Empresas precisam se adaptar à nova NR-1

A partir desta terça-feira, dia 26 de maio, entra em vigor a nova redação da NR-1 — Norma Regulamentadora nº 1, do MTE – Ministério do Trabalho e Emprego —, ampliando as obrigações das empresas em relação à saúde mental no ambiente de trabalho. A atualização passa a incluir, de forma expressa, os chamados riscos psicossociais no Gerenciamento de Riscos Ocupacionais (GRO) e no Programa de Gerenciamento de Riscos (PGR), tornando obrigatória a adoção de medidas preventivas relacionadas ao adoecimento emocional dos trabalhadores.

A NR-1 estabelece as diretrizes gerais de segurança e saúde no trabalho no Brasil e funciona como base para as demais normas regulamentadoras. Com a mudança, fatores como estresse ocupacional, assédio moral, burnout, jornadas excessivas, pressão por metas, conflitos interpessoais e ambientes hostis passam a integrar oficialmente as políticas de prevenção das empresas.

Na prática, as organizações deverão identificar, avaliar e monitorar situações que possam gerar sofrimento psicológico no trabalho, incorporando esses fatores ao inventário de riscos ocupacionais. O PGR deverá conter medidas preventivas, definição de responsáveis, prazos de execução e mecanismos de acompanhamento contínuo.

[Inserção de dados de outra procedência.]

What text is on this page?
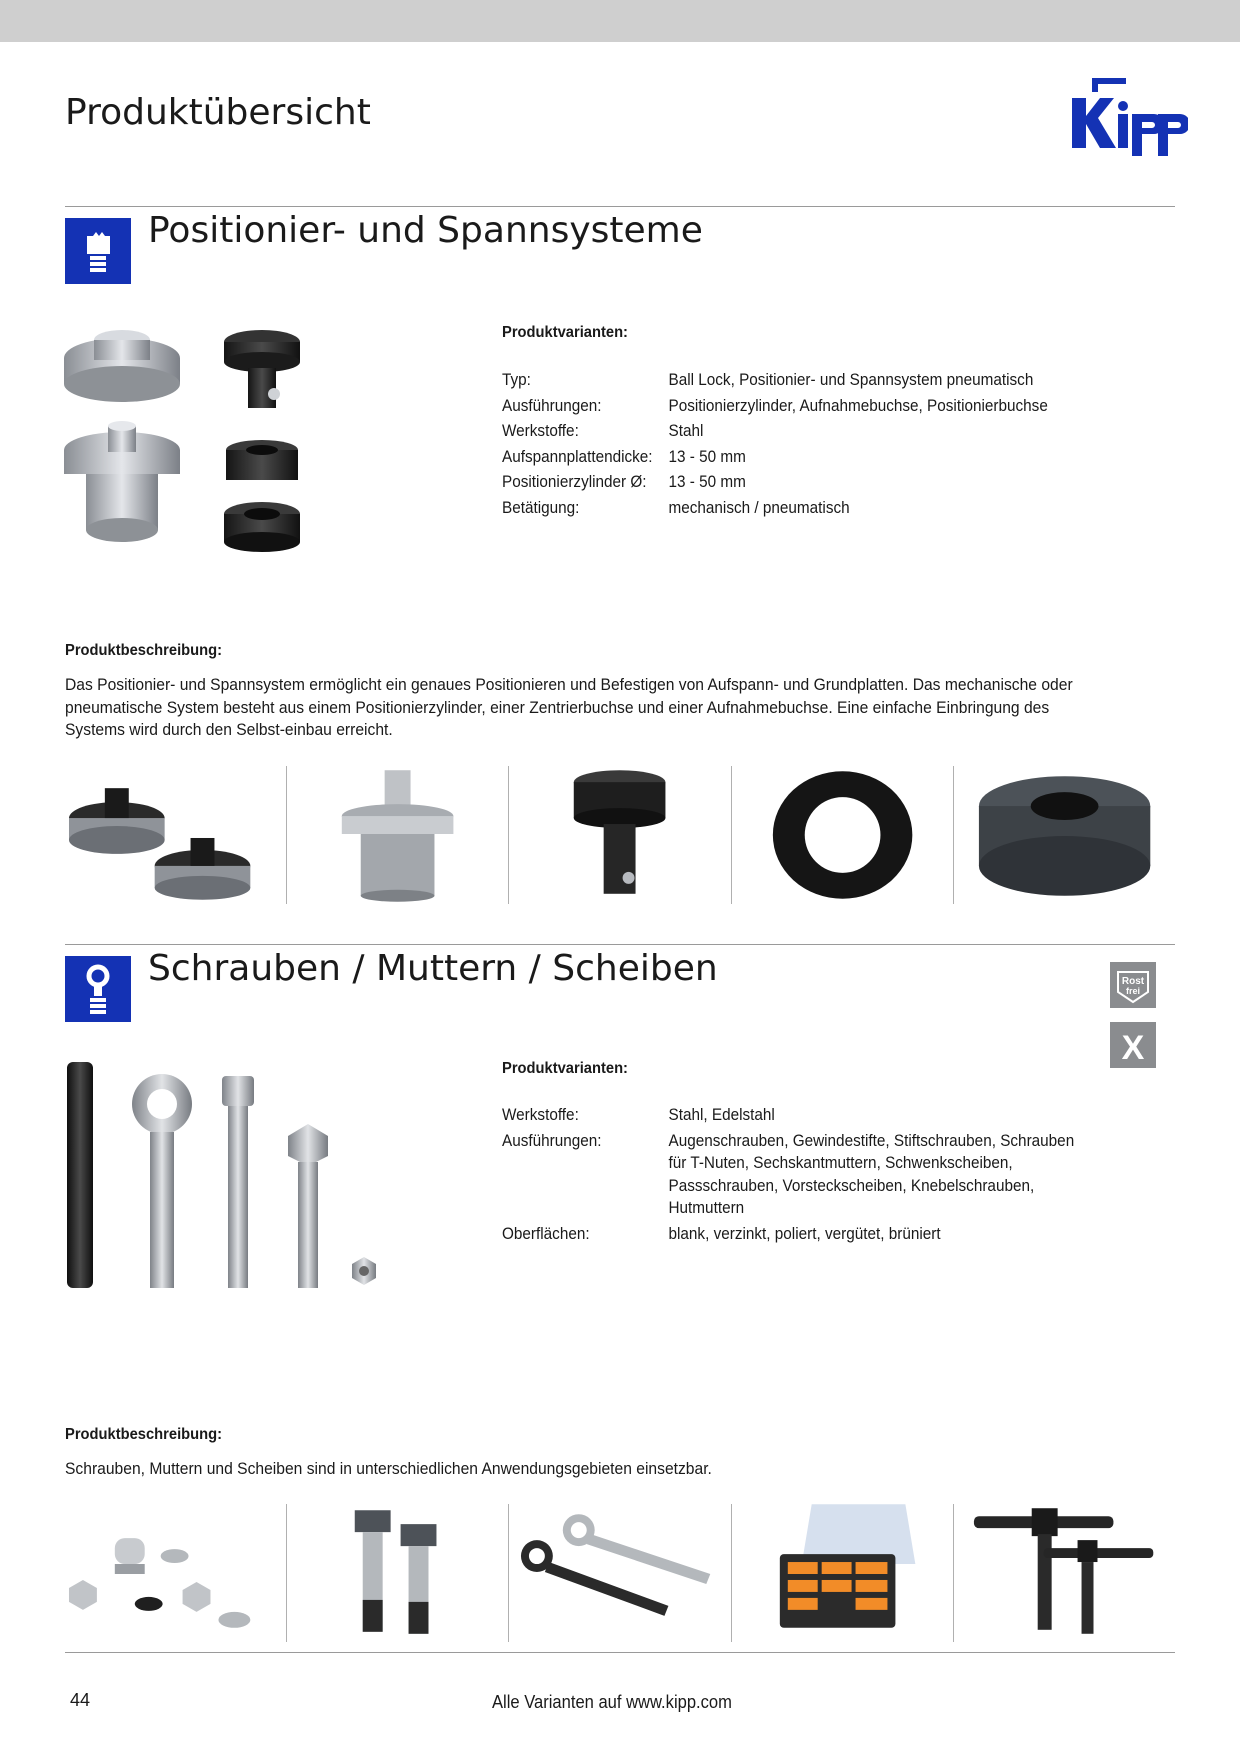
Produktübersicht
Positionier- und Spannsysteme
Produktvarianten:
Typ:	Ball Lock, Positionier- und Spannsystem pneumatisch
Ausführungen:	Positionierzylinder, Aufnahmebuchse, Positionierbuchse
Werkstoffe:	Stahl
Aufspannplattendicke: 13 - 50 mm
Positionierzylinder Ø:	13 - 50 mm
Betätigung:	mechanisch / pneumatisch
Produktbeschreibung:
Das Positionier- und Spannsystem ermöglicht ein genaues Positionieren und Befestigen von Aufspann- und Grundplatten. Das mechanische oder pneumatische System besteht aus einem Positionierzylinder, einer Zentrierbuchse und einer Aufnahmebuchse. Eine einfache Einbringung des Systems wird durch den Selbst-einbau erreicht.
Schrauben / Muttern / Scheiben	Rost
frei
X
Produktvarianten:
Werkstoffe:	Stahl, Edelstahl
Ausführungen:	Augenschrauben, Gewindestifte, Stiftschrauben, Schrauben für T-Nuten, Sechskantmuttern, Schwenkscheiben, Passschrauben, Vorsteckscheiben, Knebelschrauben, Hutmuttern
Oberflächen:	blank, verzinkt, poliert, vergütet, brüniert
Produktbeschreibung:
Schrauben, Muttern und Scheiben sind in unterschiedlichen Anwendungsgebieten einsetzbar.
44	Alle Varianten auf www.kipp.com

Para as empresas, a atualização da NR-1 representa impactos diretos na gestão interna e nas rotinas corporativas. Poderá ser necessário revisar modelos de liderança, metas de desempenho, jornadas de trabalho, fluxos operacionais e canais de comunicação, além de fortalecer políticas de prevenção ao assédio e programas de saúde ocupacional. Também tende a aumentar a necessidade de capacitação de gestores e lideranças, já que práticas consideradas abusivas ou excessivamente pressionadoras poderão ser interpretadas como fatores de risco psicossocial.

Outro ponto importante envolve a necessidade de documentação e comprovação das medidas adotadas. As empresas deverão demonstrar que realizam gestão efetiva dos riscos psicossociais, com registros de treinamentos, avaliações do ambiente organizacional, canais de denúncia e ações preventivas.

A ausência dessas medidas poderá ampliar a exposição das empresas a fiscalizações, autuações administrativas e ações trabalhistas relacionadas a doenças emocionais ligadas ao trabalho. Além disso, a nova redação reforça a obrigatoriedade de análise de acidentes e doenças ocupacionais por todos os empregadores, independentemente da existência de SESMT — Serviços Especializados em Segurança e Medicina do Trabalho.

Embora o governo tenha indicado que o primeiro momento terá caráter educativo e orientativo, a atualização consolida uma mudança importante na cultura de prevenção das empresas, colocando a saúde mental como parte estratégica das políticas de segurança, gestão de pessoas e responsabilidade corporativa.